We are using spark Cassandra Connector (com.datastax.spark:spark-cassandra-connector_2.12:3.2.0) to connect with Amazon Keyspace. Observed very strange issue where streaming application gets stuck after processing certain amount of data across multiple micro-batches. There is no definite way to reproduce issue and it could happen any time after certain duration.
Could see all Cassandra Connector threads are stuck around below lines.
sun.nio.ch.EPollArrayWrapper.epollWait(Native Method)
sun.nio.ch.EPollArrayWrapper.poll(EPollArrayWrapper.java:281)
sun.nio.ch.EPollSelectorImpl.doSelect(EPollSelectorImpl.java:105)
sun.nio.ch.SelectorImpl.lockAndDoSelect(SelectorImpl.java:98) => holding Monitor(com.datastax.oss.driver.shaded.netty.channel.nio.SelectedSelectionKeySet@-1275491359})
sun.nio.ch.SelectorImpl.select(SelectorImpl.java:109)
com.datastax.oss.driver.shaded.netty.channel.nio.SelectedSelectionKeySetSelector.select(SelectedSelectionKeySetSelector.java:62)
com.datastax.oss.driver.shaded.netty.channel.nio.NioEventLoop.select(NioEventLoop.java:814)

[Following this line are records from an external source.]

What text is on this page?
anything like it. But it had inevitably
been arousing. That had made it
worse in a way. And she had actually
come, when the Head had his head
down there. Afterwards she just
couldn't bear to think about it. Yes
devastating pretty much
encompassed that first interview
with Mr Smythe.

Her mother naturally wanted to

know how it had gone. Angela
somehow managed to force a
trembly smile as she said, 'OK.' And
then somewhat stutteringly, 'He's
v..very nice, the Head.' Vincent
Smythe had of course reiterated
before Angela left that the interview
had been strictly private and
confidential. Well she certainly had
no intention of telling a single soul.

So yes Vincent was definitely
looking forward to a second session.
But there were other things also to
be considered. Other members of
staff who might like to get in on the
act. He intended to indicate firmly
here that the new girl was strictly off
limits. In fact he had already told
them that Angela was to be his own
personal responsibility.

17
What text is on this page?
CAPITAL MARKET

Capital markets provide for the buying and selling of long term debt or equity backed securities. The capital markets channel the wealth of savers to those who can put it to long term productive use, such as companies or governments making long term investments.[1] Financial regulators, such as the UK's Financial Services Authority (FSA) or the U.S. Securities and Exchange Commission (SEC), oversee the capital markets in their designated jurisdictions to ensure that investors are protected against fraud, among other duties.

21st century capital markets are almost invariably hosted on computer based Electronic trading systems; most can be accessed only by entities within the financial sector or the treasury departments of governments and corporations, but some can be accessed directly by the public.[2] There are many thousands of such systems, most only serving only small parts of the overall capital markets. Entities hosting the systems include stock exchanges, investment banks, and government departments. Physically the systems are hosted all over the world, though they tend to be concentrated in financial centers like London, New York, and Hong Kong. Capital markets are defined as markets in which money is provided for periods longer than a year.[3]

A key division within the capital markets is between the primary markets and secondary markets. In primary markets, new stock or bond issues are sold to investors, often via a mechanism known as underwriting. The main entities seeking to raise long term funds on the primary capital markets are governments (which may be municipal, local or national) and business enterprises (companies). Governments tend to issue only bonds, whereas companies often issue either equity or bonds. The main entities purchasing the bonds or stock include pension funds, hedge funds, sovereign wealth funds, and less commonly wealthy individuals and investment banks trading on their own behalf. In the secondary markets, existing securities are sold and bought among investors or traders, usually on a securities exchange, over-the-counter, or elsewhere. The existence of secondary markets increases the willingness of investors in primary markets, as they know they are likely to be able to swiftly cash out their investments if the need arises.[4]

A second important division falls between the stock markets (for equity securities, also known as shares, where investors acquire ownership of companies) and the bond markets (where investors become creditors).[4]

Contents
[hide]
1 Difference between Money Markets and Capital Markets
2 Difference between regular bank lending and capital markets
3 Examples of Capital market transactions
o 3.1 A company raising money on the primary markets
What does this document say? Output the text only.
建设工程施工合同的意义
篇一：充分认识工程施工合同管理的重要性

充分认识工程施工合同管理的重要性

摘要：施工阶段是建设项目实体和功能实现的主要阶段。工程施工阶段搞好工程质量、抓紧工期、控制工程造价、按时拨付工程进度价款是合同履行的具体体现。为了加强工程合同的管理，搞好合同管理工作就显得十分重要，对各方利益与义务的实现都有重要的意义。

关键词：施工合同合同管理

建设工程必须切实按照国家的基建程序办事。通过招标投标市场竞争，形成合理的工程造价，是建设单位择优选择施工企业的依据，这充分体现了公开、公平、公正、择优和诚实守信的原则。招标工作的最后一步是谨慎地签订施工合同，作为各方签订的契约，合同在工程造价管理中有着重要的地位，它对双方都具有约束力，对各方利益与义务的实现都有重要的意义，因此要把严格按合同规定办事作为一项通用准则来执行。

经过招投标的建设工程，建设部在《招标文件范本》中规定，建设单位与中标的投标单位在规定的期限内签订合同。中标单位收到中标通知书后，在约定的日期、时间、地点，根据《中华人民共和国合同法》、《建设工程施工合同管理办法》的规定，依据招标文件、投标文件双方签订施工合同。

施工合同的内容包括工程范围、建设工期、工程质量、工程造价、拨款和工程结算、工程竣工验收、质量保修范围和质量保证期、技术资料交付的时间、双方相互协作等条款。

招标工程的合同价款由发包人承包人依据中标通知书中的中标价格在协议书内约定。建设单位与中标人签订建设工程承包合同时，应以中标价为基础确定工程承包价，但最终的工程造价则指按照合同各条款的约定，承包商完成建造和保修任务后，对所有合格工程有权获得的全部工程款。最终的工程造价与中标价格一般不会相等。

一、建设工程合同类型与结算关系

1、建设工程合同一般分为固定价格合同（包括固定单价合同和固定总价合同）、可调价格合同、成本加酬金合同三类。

com.datastax.oss.driver.shaded.netty.channel.nio.NioEventLoop.run(NioEventLoop.java:457)
com.datastax.oss.driver.shaded.netty.util.concurrent.SingleThreadEventExecutor$4.run(SingleThreadEventExecutor.java:989)
com.datastax.oss.driver.shaded.netty.util.internal.ThreadExecutorMap$2.run(ThreadExecutorMap.java:74)
com.datastax.oss.driver.shaded.netty.util.concurrent.FastThreadLocalRunnable.run(FastThreadLocalRunnable.java:30)
java.lang.Thread.run(Thread.java:830)
Can you have a look at the above logs and help us understand any possible reason for this.
Unfortunately, the stack trace you posted is too generic and mostly concerned with network I/O which isn't very helpful.
You will need to do a bit more investigation to narrow it down. Try to identify a specific Spark application/job that is problematic then using the Spark UI, narrow down the code where you think it is getting stuck. Cheers!